File Photo: A Houthi militant tries to block people from entering a street where the presidential compound was hit by air strikes in Sanaa, Yemen, May 7, 2018. (Xinhua/REUTERS)
WASHINGTON, May 22 (Xinhua) -- The Office of Foreign Assets Control of the U.S. Department of the Treasury sanctioned five Iranian individuals on Tuesday on charges that they provided ballistic missile-related technical expertise to Yemen's Houthis.
These people were also blamed for having transferred weapons not seen in Yemen prior to the current conflict, on behalf of the Islamic Revolutionary Guard Corps-Qods Force (IRGC-QF), according to a statement of the Treasury.
The Houthis launched missiles at Saudi Arabia's capital Riyadh as recently as May 9, while previous targets included Saudi Arabia's King Khalid International Airport and a U.S. Navy ship.
"The United States will not tolerate Iranian support for Houthi rebels who are attacking our close partner, Saudi Arabia. All countries in the region should be on guard to prevent Iran from sending its personnel, weapons, and funds in support of its proxies in Yemen," Treasury Secretary Steven Mnuchin said in a statement.
Tuesday's sanction followed U.S. punishment of Iran for alleged "abuse" of the international financial systems.
As a result of the actions, all property and property interests of those designated subject to U.S. jurisdiction would be blocked, and U.S. persons are generally prohibited from engaging in transactions with them.
In addition, foreign financial institutions that "knowingly" facilitate significant transactions for, or persons that provide material or certain other support to, the individuals and entities designated would risk exposure to sanctions that could sever their access to the U.S. financial system or block their property and property interests under U.S. jurisdiction.

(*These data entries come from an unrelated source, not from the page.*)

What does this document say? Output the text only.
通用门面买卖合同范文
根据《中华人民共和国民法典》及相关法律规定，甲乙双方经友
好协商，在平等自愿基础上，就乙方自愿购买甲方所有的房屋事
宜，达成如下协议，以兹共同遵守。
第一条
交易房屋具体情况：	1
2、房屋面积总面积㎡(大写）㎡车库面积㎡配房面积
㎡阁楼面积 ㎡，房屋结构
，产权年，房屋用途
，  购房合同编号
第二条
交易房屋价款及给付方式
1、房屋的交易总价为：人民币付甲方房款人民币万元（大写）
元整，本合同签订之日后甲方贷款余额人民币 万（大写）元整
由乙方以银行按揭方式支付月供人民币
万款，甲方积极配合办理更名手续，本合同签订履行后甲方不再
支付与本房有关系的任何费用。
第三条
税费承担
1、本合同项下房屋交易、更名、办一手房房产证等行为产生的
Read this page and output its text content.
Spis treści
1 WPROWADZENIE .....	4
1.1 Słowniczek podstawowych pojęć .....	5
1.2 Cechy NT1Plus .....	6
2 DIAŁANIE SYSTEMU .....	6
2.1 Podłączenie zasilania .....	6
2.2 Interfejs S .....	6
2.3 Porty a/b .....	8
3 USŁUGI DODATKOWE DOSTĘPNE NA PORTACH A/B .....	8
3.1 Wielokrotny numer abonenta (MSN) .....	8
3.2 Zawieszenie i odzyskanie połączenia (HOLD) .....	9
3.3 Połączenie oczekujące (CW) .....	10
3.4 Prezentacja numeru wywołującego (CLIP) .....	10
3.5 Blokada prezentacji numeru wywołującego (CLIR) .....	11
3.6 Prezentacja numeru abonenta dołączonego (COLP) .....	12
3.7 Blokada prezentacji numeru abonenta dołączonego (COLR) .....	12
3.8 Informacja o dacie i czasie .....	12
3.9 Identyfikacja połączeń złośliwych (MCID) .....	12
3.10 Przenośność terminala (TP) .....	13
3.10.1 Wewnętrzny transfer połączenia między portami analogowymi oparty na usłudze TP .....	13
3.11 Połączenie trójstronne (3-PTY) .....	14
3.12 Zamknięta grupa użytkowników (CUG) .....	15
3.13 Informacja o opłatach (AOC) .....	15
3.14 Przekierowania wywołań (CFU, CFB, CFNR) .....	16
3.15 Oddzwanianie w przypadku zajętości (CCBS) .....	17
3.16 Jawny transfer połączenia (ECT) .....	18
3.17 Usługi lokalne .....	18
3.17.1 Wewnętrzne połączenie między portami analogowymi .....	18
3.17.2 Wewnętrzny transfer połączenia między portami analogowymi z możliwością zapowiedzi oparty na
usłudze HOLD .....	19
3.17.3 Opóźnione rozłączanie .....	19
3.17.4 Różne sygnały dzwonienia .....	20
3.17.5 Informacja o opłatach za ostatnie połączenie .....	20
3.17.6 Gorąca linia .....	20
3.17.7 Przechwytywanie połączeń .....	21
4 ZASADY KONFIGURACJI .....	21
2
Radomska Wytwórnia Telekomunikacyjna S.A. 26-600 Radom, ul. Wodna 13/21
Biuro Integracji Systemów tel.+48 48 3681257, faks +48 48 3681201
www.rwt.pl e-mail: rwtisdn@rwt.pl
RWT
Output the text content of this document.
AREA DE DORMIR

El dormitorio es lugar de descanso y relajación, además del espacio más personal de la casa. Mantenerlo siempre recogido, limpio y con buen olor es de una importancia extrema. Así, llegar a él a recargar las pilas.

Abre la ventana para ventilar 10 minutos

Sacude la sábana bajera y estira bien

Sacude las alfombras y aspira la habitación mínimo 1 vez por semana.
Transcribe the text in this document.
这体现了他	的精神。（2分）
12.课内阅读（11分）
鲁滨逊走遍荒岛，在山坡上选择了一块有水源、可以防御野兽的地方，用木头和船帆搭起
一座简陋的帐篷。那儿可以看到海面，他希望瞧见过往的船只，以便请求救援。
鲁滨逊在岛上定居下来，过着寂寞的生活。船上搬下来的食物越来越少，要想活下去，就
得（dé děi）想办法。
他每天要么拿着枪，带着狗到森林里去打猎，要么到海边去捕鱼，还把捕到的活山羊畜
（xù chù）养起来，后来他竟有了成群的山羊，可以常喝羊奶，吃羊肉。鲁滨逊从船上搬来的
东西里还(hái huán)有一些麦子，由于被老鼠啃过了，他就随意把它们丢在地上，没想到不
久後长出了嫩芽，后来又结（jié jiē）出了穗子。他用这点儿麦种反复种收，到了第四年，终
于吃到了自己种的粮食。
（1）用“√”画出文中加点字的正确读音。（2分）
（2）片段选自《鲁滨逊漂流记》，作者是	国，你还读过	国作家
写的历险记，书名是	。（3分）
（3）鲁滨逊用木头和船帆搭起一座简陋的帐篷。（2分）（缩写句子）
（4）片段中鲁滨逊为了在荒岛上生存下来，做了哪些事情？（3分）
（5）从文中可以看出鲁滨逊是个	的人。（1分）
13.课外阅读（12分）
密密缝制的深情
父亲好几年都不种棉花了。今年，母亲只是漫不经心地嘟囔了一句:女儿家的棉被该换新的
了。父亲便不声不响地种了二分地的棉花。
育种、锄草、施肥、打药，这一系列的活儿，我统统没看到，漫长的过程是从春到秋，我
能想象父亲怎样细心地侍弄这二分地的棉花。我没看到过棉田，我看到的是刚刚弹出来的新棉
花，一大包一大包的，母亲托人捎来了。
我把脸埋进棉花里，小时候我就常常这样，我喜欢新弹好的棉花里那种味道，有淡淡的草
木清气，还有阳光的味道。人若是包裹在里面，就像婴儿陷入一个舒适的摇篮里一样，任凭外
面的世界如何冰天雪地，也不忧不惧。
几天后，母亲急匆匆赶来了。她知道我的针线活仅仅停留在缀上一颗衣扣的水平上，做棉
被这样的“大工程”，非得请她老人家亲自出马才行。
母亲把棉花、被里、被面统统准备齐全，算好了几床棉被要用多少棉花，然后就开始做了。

Since U.S. President Donald Trump announced his decision to exit the historic Iran nuke deal, the U.S. treasury has launched several sanctions against Iran. Among the targeted was Valiollah Seif, governor of the Central Bank of Iran.
In a speech unveiling the Trump administration's new Iran strategy on Monday, U.S. Secretary of State Mike Pompeo warned that Washington will inflict the strongest sanctions on Tehran to force the Islamic republic to change its course.